Notebook

Calculating Log Returns With Pipeline¶

A common need when using the pipeline API is the ability to apply a simple mathematical function to every value produced by a Factor. This operation is so common, in fact, that the Factor base class has a large number of methods for applying common scalar transformations.

A useful application of this functionality is calculating daily log-returns, which are given by taking log(1 + return).

In [2]:
import numpy as np
from quantopian.research import run_pipeline
from quantopian.pipeline import Pipeline
from quantopian.pipeline.factors import Factor, Returns, CustomFactor

Simple Daily Returns¶

The Pipeline API comes with a builtin factor for simple close-to-close returns.

In [3]:
# window_length is 2 because daily returns are calculated by comparing two days' worth of close prices.
daily_returns = Returns(window_length=2)

"Manual" Log Returns¶

We can build a LogReturns factor relatively easily using CustomFactor...

In [4]:
class LogReturns(CustomFactor):
    inputs = [daily_returns]
    window_length=1
    
    def compute(self, today, assets, out, returns):
        # This is equivalent to, but slightly faster than `out[:] = np.log1p(returns)`.
        # Many numpy ufuncs provide an `out` parameter for speedups when 
        # the desired behavior is to copy the result of a calculation into an already-
        # existing array.
        np.log1p(returns.ravel(), out=out)
        
manual_log_returns = LogReturns()

Pipeline Log Returns¶

... but we don't actually need to! Factor has a log1p method that behaves identically to our custom LogReturns.

In [5]:
builtin_log_returns = daily_returns.log1p()
In [6]:
pipe = Pipeline({
    'returns': daily_returns, 
    'manual_log': manual_log_returns,
    'builtin_log': builtin_log_returns,
})
pipe.show_graph('png')
Out[6]:
In [7]:
result = run_pipeline(pipe, '2014', '2014-02')
In [8]:
result.head(10)
Out[8]:
builtin_log manual_log returns
2014-01-02 00:00:00+00:00 Equity(2 [ARNC]) 0.009452 0.009452 0.009497
Equity(21 [AAME]) 0.052446 0.052446 0.053846
Equity(24 [AAPL]) 0.011939 0.011939 0.012011
Equity(25 [ARNC_PR]) NaN NaN NaN
Equity(31 [ABAX]) -0.002994 -0.002994 -0.002990
Equity(39 [DDC]) 0.015450 0.015450 0.015570
Equity(41 [ARCB]) -0.004739 -0.004739 -0.004728
Equity(52 [ABM]) -0.007666 -0.007666 -0.007636
Equity(53 [ABMD]) -0.027682 -0.027682 -0.027303
Equity(62 [ABT]) -0.001564 -0.001564 -0.001562
In [9]:
(result.manual_log.fillna(0.) == result.builtin_log.fillna(0.)).all()
Out[9]:
True

Other Built-in Methods¶

Under the hood, Factor uses the excellent numexpr library to efficiently execute scalar transformations of pipeline values (incidentally, this is also how most of the binary operators like + and - work on Factor).

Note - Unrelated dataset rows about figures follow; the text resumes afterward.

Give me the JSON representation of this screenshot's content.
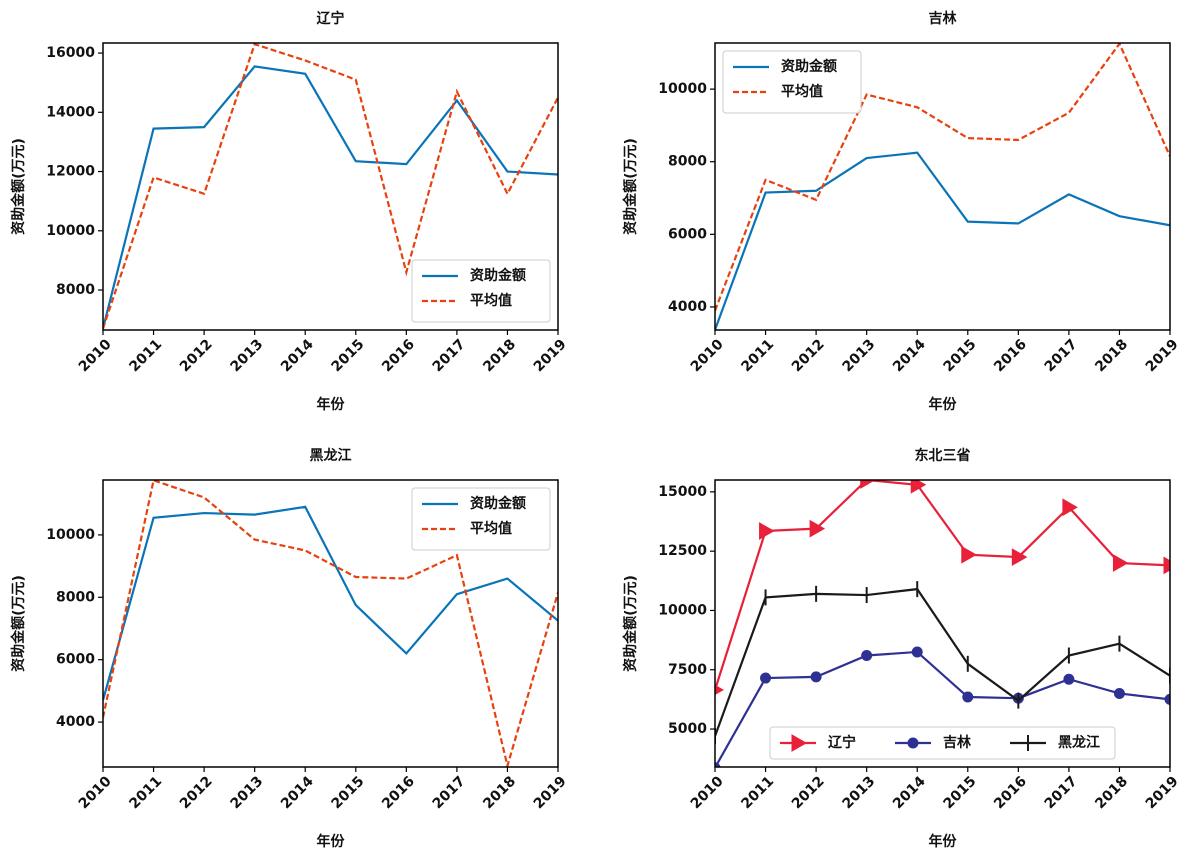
{
  "chart_data": [
    {
      "type": "line",
      "title": "辽宁",
      "x_label": "年份",
      "y_label": "资助金额(万元)",
      "x": [
        2010,
        2011,
        2012,
        2013,
        2014,
        2015,
        2016,
        2017,
        2018,
        2019
      ],
      "xlim": [
        2010,
        2019
      ],
      "xticks": [
        2010,
        2011,
        2012,
        2013,
        2014,
        2015,
        2016,
        2017,
        2018,
        2019
      ],
      "ylim": [
        6650,
        16340
      ],
      "yticks": [
        8000,
        10000,
        12000,
        14000,
        16000
      ],
      "legend": "lower right",
      "series": [
        {
          "name": "资助金额",
          "color": "#0a74b8",
          "style": "solid",
          "values": [
            6700,
            13450,
            13500,
            15550,
            15300,
            12350,
            12250,
            14400,
            12000,
            11900
          ]
        },
        {
          "name": "平均值",
          "color": "#e8410e",
          "style": "dashed",
          "values": [
            6700,
            11800,
            11250,
            16300,
            15750,
            15100,
            8600,
            14700,
            11250,
            14500
          ]
        }
      ]
    },
    {
      "type": "line",
      "title": "吉林",
      "x_label": "年份",
      "y_label": "资助金额(万元)",
      "x": [
        2010,
        2011,
        2012,
        2013,
        2014,
        2015,
        2016,
        2017,
        2018,
        2019
      ],
      "xlim": [
        2010,
        2019
      ],
      "xticks": [
        2010,
        2011,
        2012,
        2013,
        2014,
        2015,
        2016,
        2017,
        2018,
        2019
      ],
      "ylim": [
        3365,
        11270
      ],
      "yticks": [
        4000,
        6000,
        8000,
        10000
      ],
      "legend": "upper left",
      "series": [
        {
          "name": "资助金额",
          "color": "#0a74b8",
          "style": "solid",
          "values": [
            3370,
            7150,
            7200,
            8100,
            8250,
            6350,
            6300,
            7100,
            6500,
            6250
          ]
        },
        {
          "name": "平均值",
          "color": "#e8410e",
          "style": "dashed",
          "values": [
            3900,
            7500,
            6950,
            9850,
            9500,
            8650,
            8600,
            9350,
            11250,
            8150
          ]
        }
      ]
    },
    {
      "type": "line",
      "title": "黑龙江",
      "x_label": "年份",
      "y_label": "资助金额(万元)",
      "x": [
        2010,
        2011,
        2012,
        2013,
        2014,
        2015,
        2016,
        2017,
        2018,
        2019
      ],
      "xlim": [
        2010,
        2019
      ],
      "xticks": [
        2010,
        2011,
        2012,
        2013,
        2014,
        2015,
        2016,
        2017,
        2018,
        2019
      ],
      "ylim": [
        2560,
        11760
      ],
      "yticks": [
        4000,
        6000,
        8000,
        10000
      ],
      "legend": "upper right",
      "series": [
        {
          "name": "资助金额",
          "color": "#0a74b8",
          "style": "solid",
          "values": [
            4700,
            10550,
            10700,
            10650,
            10900,
            7750,
            6200,
            8100,
            8600,
            7250
          ]
        },
        {
          "name": "平均值",
          "color": "#e8410e",
          "style": "dashed",
          "values": [
            4150,
            11750,
            11200,
            9850,
            9500,
            8650,
            8600,
            9350,
            2600,
            8150
          ]
        }
      ]
    },
    {
      "type": "line",
      "title": "东北三省",
      "x_label": "年份",
      "y_label": "资助金额(万元)",
      "x": [
        2010,
        2011,
        2012,
        2013,
        2014,
        2015,
        2016,
        2017,
        2018,
        2019
      ],
      "xlim": [
        2010,
        2019
      ],
      "xticks": [
        2010,
        2011,
        2012,
        2013,
        2014,
        2015,
        2016,
        2017,
        2018,
        2019
      ],
      "ylim": [
        3400,
        15500
      ],
      "yticks": [
        5000,
        7500,
        10000,
        12500,
        15000
      ],
      "legend": "lower center",
      "series": [
        {
          "name": "辽宁",
          "color": "#e8203a",
          "style": "solid",
          "marker": "triangle-right",
          "values": [
            6650,
            13350,
            13450,
            15500,
            15300,
            12350,
            12250,
            14350,
            12000,
            11900
          ]
        },
        {
          "name": "吉林",
          "color": "#2e3192",
          "style": "solid",
          "marker": "circle",
          "values": [
            3370,
            7150,
            7200,
            8100,
            8250,
            6350,
            6300,
            7100,
            6500,
            6250
          ]
        },
        {
          "name": "黑龙江",
          "color": "#1a1a1a",
          "style": "solid",
          "marker": "vline",
          "values": [
            4700,
            10550,
            10700,
            10650,
            10900,
            7750,
            6200,
            8100,
            8600,
            7250
          ]
        }
      ]
    }
  ]
}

As of the time of this writing, the full list of the supported numexpr scalar operations is defined in Zipline here:

In [14]:
[
    Factor.abs,
    Factor.arccos,
    Factor.arccosh,
    Factor.arcsin,
    Factor.arcsinh,
    Factor.arctan,
    Factor.arctanh,
    Factor.cos,
    Factor.cosh,
    Factor.exp,
    Factor.expm1,
    Factor.log,
    Factor.log10,
    Factor.log1p,
    Factor.sin,
    Factor.sinh,
    Factor.sqrt,
    Factor.tan,
    Factor.tanh,
]
Out[14]:
[<unbound method Factor.abs>,
 <unbound method Factor.arccos>,
 <unbound method Factor.arccosh>,
 <unbound method Factor.arcsin>,
 <unbound method Factor.arcsinh>,
 <unbound method Factor.arctan>,
 <unbound method Factor.arctanh>,
 <unbound method Factor.cos>,
 <unbound method Factor.cosh>,
 <unbound method Factor.exp>,
 <unbound method Factor.expm1>,
 <unbound method Factor.log>,
 <unbound method Factor.log10>,
 <unbound method Factor.log1p>,
 <unbound method Factor.sin>,
 <unbound method Factor.sinh>,
 <unbound method Factor.sqrt>,
 <unbound method Factor.tan>,
 <unbound method Factor.tanh>]

Most of these probably aren't useful (I'm not sure who would want to take the inverse cosine of a price series), but there are certainly applications for log*, exp*, and sqrt. We get the rest for free with some fancy metaprogramming tricks, so if you really want to, you can calculate inverse-hyperbolic-tangent-returns :).